All my infirmiers were ill at once, and I only had two wretched greenhorns through the next week (a little too ignorant even to peel our daily cartload of potatoes). With such guests you can imagine I had no chance to write even a card. Wild work with thirty dressings a day, and everybody to wash from head to foot, and beds to make and a good deal of the carrying, beside the temperatures and usual details, and preparing the materials.

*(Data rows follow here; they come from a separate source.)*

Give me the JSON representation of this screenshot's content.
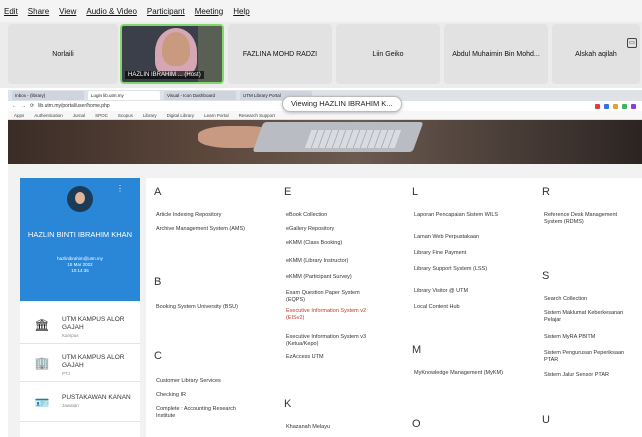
{
  "menubar": [
    "Edit",
    "Share",
    "View",
    "Audio & Video",
    "Participant",
    "Meeting",
    "Help"
  ],
  "participants": [
    {
      "name": "Norlaili"
    },
    {
      "name": "HAZLIN IBRAHIM ...",
      "host": "(Host)"
    },
    {
      "name": "FAZLINA MOHD RADZI"
    },
    {
      "name": "Liin Geiko"
    },
    {
      "name": "Abdul Muhaimin Bin Mohd..."
    },
    {
      "name": "Alskah aqilah"
    }
  ],
  "sharing_banner": "Viewing HAZLIN IBRAHIM K...",
  "browser": {
    "tabs": [
      "Inbox - (library)",
      "Login lib.utm.my",
      "Visual - Icon Dashboard",
      "UTM Library Portal"
    ],
    "url": "lib.utm.my/portal/user/home.php",
    "bookmarks": [
      "Apps",
      "Authentication",
      "Jurnal",
      "SPOC",
      "Scopus",
      "Library",
      "Digital Library",
      "Learn Portal",
      "Research Support"
    ]
  },
  "profile": {
    "name": "HAZLIN BINTI IBRAHIM KHAN",
    "email": "hazlinibrahim@utm.my",
    "date": "15 Mar 2022",
    "time": "10:14:35"
  },
  "info_rows": [
    {
      "icon": "bank-icon",
      "glyph": "🏛",
      "title": "UTM KAMPUS ALOR GAJAH",
      "sub": "Kampus"
    },
    {
      "icon": "building-icon",
      "glyph": "🏢",
      "title": "UTM KAMPUS ALOR GAJAH",
      "sub": "PTJ"
    },
    {
      "icon": "id-card-icon",
      "glyph": "🪪",
      "title": "PUSTAKAWAN KANAN",
      "sub": "Jawatan"
    }
  ],
  "directory": [
    {
      "letter": "A",
      "items": [
        "Article Indexing Repository",
        "Archive Management System (AMS)"
      ]
    },
    {
      "letter": "B",
      "items": [
        "Booking System University (BSU)"
      ]
    },
    {
      "letter": "C",
      "items": [
        "Customer Library Services",
        "Checking IR",
        "Complete : Accounting Research Institute"
      ]
    },
    {
      "letter": "E",
      "items": [
        "eBook Collection",
        "eGallery Repository",
        "eKMM (Class Booking)",
        "eKMM (Library Instructor)",
        "eKMM (Participant Survey)",
        "Exam Question Paper System (EQPS)",
        "Executive Information System v2 (EISv2)",
        "Executive Information System v3 (Ketua/Kepo)",
        "EzAccess UTM"
      ]
    },
    {
      "letter": "K",
      "items": [
        "Khazanah Melayu"
      ]
    },
    {
      "letter": "L",
      "items": [
        "Laporan Pencapaian Sistem WILS",
        "Laman Web Perpustakaan",
        "Library Fine Payment",
        "Library Support System (LSS)",
        "Library Visitor @ UTM",
        "Local Content Hub"
      ]
    },
    {
      "letter": "M",
      "items": [
        "MyKnowledge Management (MyKM)"
      ]
    },
    {
      "letter": "O",
      "items": []
    },
    {
      "letter": "R",
      "items": [
        "Reference Desk Management System (RDMS)"
      ]
    },
    {
      "letter": "S",
      "items": [
        "Search Collection",
        "Sistem Maklumat Keberkesanan Pelajar",
        "Sistem MyRA PBITM",
        "Sistem Pengurusan Peperiksaan PTAR",
        "Sistem Jalur Sensor PTAR"
      ]
    },
    {
      "letter": "U",
      "items": []
    }
  ]
}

Just one word. In all these months I don't believe I've ever mentioned the exquisite compensation that comes almost daily in the shape of cards and letters from my children often very illiterate, but so full of heart "Chère petite mere," they begin, "Ma bonne petite maman," "Notre gentille Mademoiselle Miss, etc. And Gaston, you remember my naughty, adorable Gaston? writes me regularly from the trenches. Yesterday, I got another poem, written under a bombardment, decorated with crossed swords, croix de guerre, very chic, entitled "Non, Verdun Jamais!" He's the best patriot in the republic, is Gaston, and my, how he does love to trumpet victory, and curses on the Kaiser !
. . . I never finished the story of Capt. M. Occasionally, I'd hear a firm step along the salle, and a clear voice call out " Is Mlle. Miss visible? " and there he stood at the door of my cage (salle de pansements is too dignified), good to see, and bracing as a channel breeze; lithe and muscular, in a uniform that fitted, with a face absolutely handsome because of its honest ugliness, and high-bred withal. One day, he said, "What would you like for your blessés ? You can have anything you like! "I gasped, and stammered something about gum-drops or cigarettes "Is that all? Wouldn't you like a gramophone? That's better than a piano no work for you and if you move on you can take it with you." Would I? I almost wept right there as I thought of the joy of the children who never have anything to relieve the monotony, except some occasional silly prank of mine that is never musical. So it was arranged that I should have one straight from England with all the latest records, and meantime he'd "steal a march on the boys" and lend us theirs. The next day he appeared with 50 francs worth of cigarettes and the gramophone! You may believe we worked those records as they never had been worked before, with such joyous results. It was rather a shock when the very day after came a telegram ominously prophetic of Verdun that ordered the St. John's Ambulance away "destination inconnue." Captain M. came to say good-by and get the gramophone. On leaving he gave me 100 francs to "buy paper for them to write to their best girls. " Just one week later, Sunday noon, as I crossed the court, my gallant Englishman appeared. He had come all the way from Bar-le-Duc to wish me good-day. He admired my stock of bandages and I made him up a package, and meantime we had a good talk about the world in general. It was good to talk to some one who really thinks and feels. That was the last I saw of him, nor have I heard. I hope with all my heart those bandages weren't prophetic.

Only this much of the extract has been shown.